The Smith & Wesson “Military & Police” was developed in 1899 as the first S&W revolver with a cylinder release latch on the left side much like the popular Colt revolvers. It has gone through several design updates but has always remained fundamentally the same – a sturdy, reliable six-shot .38 Special double action revolver with fixed sights. Barrel lengths are available from a 2″ snub nose to a long 6″ length, with the standard 4″ barrel being the most popular. The .38 Special round can reach up to 1,000 ft/s when fired from the revolver.
It was commonly known as the “Military & Police” until 1957, when Smith & Wesson began numbering their handguns, and it was rechristened the “Model 10”. Originally offered with a tapered barrel and a rounded “half moon” front sight, the design was changed in the late 1960s to feature a heavier “bull” barrel and a sloped ramp front sight.
So what about Clyde? In real life, he was more fond of the M1911 pistol, but Bonnie and Clyde places a Smith & Wesson in his hand, perhaps due to the frequency of firing scenes and the unreliability of .45 ACP blanks at the time. Clyde clearly carries a period-correct early model with a 4″ barrel, plain grips, a tapered barrel, and the rounded front sight. He carries it in a light brown leather shoulder holster under his left armpit with a light tan strap suspending it across both shoulders.
Do Yourself a Favor and…
Check out the movie. And if you wanna go all out, get the Ultimate Collector’s Edition.
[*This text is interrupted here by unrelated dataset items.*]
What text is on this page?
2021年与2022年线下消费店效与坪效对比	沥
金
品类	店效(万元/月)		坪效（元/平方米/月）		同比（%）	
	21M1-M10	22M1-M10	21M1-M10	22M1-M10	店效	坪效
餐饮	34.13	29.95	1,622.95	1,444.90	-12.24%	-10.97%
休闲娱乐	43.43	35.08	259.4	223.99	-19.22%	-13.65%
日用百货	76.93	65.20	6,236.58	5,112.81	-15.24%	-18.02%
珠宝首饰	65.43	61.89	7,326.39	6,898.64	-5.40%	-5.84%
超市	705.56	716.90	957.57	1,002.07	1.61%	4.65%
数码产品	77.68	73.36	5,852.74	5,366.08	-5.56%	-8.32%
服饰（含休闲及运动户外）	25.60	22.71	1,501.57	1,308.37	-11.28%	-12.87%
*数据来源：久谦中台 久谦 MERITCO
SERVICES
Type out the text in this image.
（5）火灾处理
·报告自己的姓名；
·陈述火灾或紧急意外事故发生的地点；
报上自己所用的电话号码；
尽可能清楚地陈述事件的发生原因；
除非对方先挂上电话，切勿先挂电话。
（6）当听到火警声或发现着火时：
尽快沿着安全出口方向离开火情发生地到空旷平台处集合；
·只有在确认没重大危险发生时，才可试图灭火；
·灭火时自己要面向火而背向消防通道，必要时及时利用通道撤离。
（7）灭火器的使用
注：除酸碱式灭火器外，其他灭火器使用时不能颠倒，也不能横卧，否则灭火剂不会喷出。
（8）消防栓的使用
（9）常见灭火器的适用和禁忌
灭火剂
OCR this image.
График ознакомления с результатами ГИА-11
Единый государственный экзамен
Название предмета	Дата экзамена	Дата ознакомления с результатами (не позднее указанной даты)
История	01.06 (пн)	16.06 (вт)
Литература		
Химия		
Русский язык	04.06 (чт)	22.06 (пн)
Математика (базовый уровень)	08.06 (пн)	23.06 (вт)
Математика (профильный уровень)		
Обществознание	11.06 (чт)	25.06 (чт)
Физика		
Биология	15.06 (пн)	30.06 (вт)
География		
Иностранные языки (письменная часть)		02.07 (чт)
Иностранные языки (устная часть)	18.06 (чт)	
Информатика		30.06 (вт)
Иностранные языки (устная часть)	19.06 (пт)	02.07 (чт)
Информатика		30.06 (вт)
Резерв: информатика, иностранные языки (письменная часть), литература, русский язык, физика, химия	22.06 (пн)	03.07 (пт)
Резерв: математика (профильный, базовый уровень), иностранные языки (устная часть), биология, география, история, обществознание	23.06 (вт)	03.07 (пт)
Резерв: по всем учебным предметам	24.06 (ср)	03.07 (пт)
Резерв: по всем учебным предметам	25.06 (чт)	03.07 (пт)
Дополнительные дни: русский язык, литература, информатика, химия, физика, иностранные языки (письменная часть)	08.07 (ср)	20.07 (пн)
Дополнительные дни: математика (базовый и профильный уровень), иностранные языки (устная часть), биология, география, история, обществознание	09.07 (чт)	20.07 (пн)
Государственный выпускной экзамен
It has a book and so much extra material and and and… just get it.
The Quote
We got a dollar ninety-eight and you’re laughing!
Footnotes
For anyone thinking, “I don’t know, that suit looks black to me,” the costume testing clapboards prove it. “Blue pinstripe,” the boards proclaim.
The film’s Academy Award-nominated costumes were designed by the legendary Theadora Van Runkle, who also dressed the characters of Bullitt and The Godfather Part II.